News you can use
The annual Field Day at Montana State University's Northern Agricultural Research Center offered more than just education and a good meal Wednesday as the center celebrated its 100th anniversary.
Field trips across the station offered participants the opportunity to look at work on and expert explanation of beef cattle research projects, crop variety, rotational crops and water use and diseases - all with a nod toward historical work as well as present.
Different this year was the equipment show and ag demonstrations, including using unmanned aerial vehicles, or drones, to view and analyze crops and doppler ultrasound technology in cattle management.
During the pre-dinner ceremonies NARC Superintendent Darrin Boss said that the first Field Day-type activities at the center were boys camps in 1920 and 1921. The camps were designed to help educate about and instill an appreciation for agricultural production.
One tour gave attendees a look at historic wheat and barley crop varieties grown this year from seeds dating as far back as the late 1800s.
Field Day at the research center, the only one of the seven across the state that studies both livestock and crop production, is important to local producers, said Seth Goodman, a Big Sandy farmer who farms about 3,800 acres of organic crop land.
"I just learned a lot about cut worms and how they work, and that oats are good to fight against them," he said as examples.

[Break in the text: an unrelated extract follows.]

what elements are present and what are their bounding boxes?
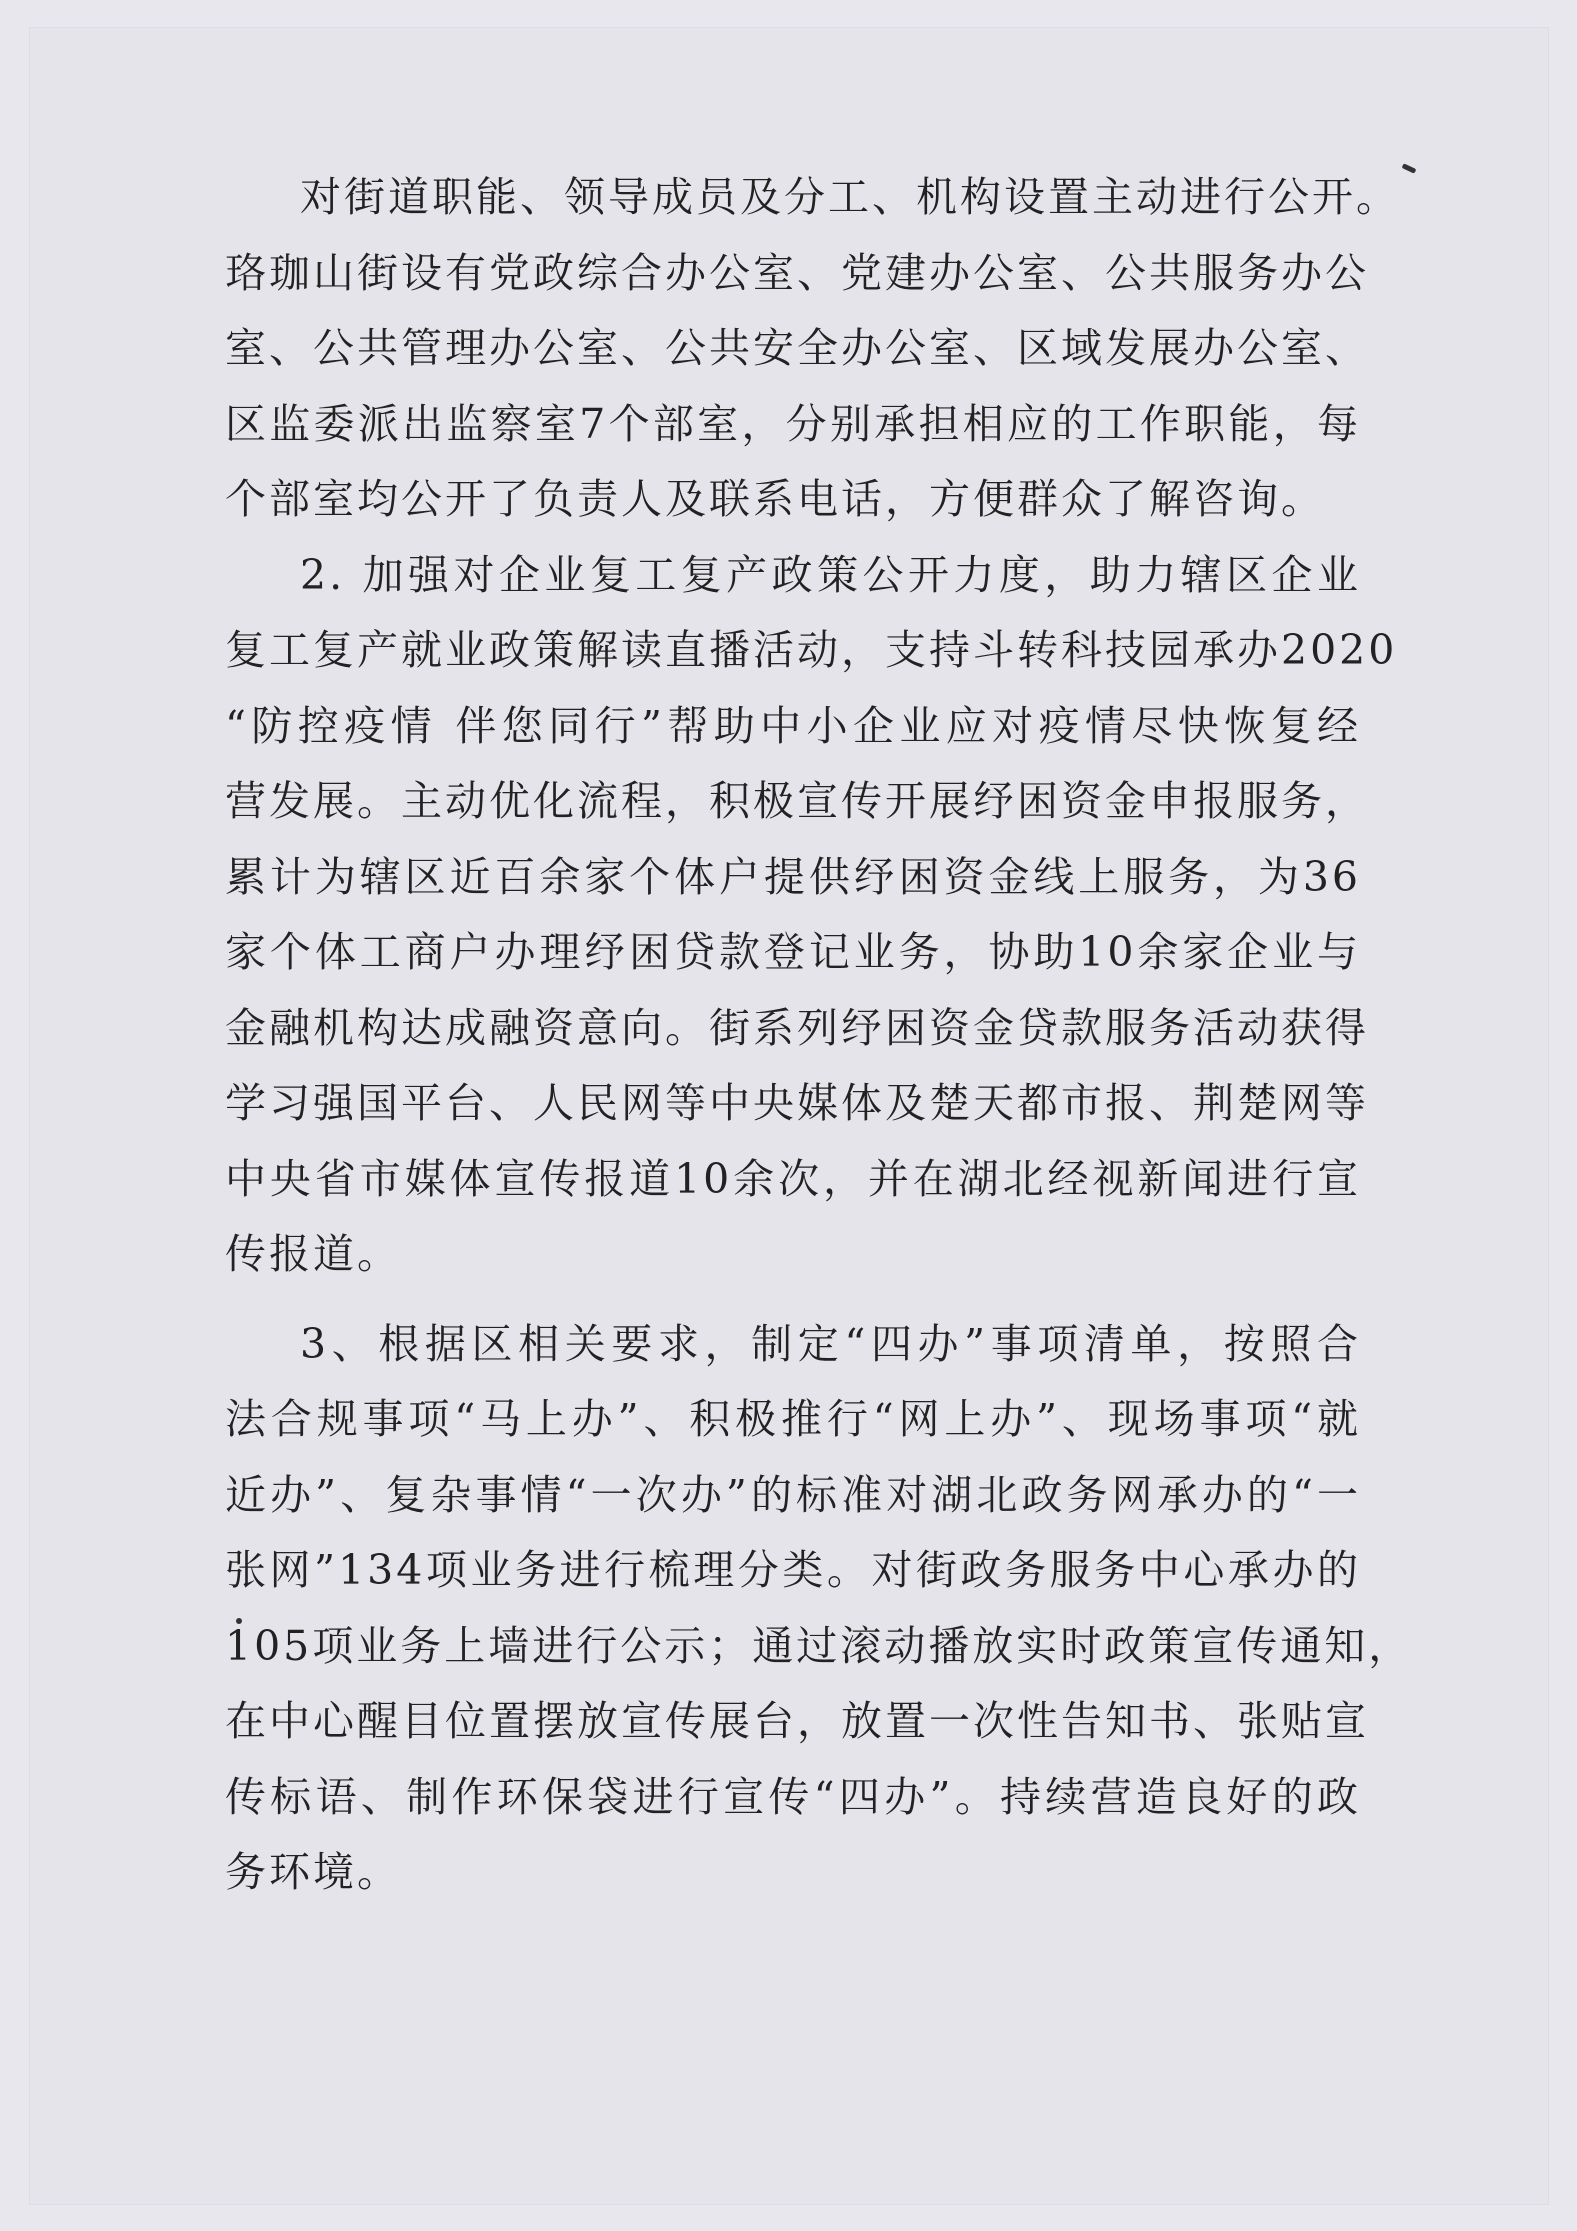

Goodman also said that he has visited at his farm with Field Day presenter Perry Miller, sustainable cropping systems researcher for MSU, but learned something new that day. As a result of Miller's talk about winter peas, Goodman will be heading to the research center in Moccasin to learn from their researchers.
Like in any good celebration, honors and gifts were bestowed on attendees.
Among the many people thanked during the ceremonies, the NARC Advisory Council of area producers was pointed out specifically by Boss and Barry Jacobsen, associate director of the Montana Agricultural Experiment Station, research centers department head at MSU.
Jacobsen said he was dean when the center got appropriations from the state Legislature to build a shop, the first building built off the original Fort Assinniboine grounds.
"This place is strong, has been strong, because of the long, strong support from producers, Extension people, other people that serve on that Advisory committee," Jacobsen said. "They always let us back in Bozeman know what to do, where to go, and how to do it, and I really appreciate their support."
The newest building at NARC, an office, lab and conference room facility, was named the Gregg R. Carlson Agricultural Science Center in honor of the former superintendent who had worked at NARC for 30 years before retiring in 2010.
Boss revealed a Don Greytak drawing commissioned to commemorate the center's 100 years of work and research. He said that a limited number of prints would be sold, with proceeds going to the research center's foundation to help fund their programs.
In a collaboration with the Havre/Hill County Historic Preservation Commission and the Fort Assinniboine Preservation Association, Boss revealed the 2015 pewter Christmas ornament depicting the fort's old bachelors' quarters and library that served as the first offices for NARC.
The center was on the receiving end of the gift-giving, too, with artwork of a scene with bobcats, the MSU mascot, given the center by Gregg Carlson and his wife, Ruth. U.S. Sen. Jon Tester's ag liaison Jesse Anderson presented the station with a U.S. flag flown May 8 at the Capitol in Washington, D.C., in honor of the station's 100 years.
In all, about 500 people attended the event and ate the Montana-grown meal with steaks from Bear Paw Meats and potatoes from the Montana Potato Growers Association.
"It's not very often that a hundred years comes around," said Boss, in a poignant joke during the ceremony.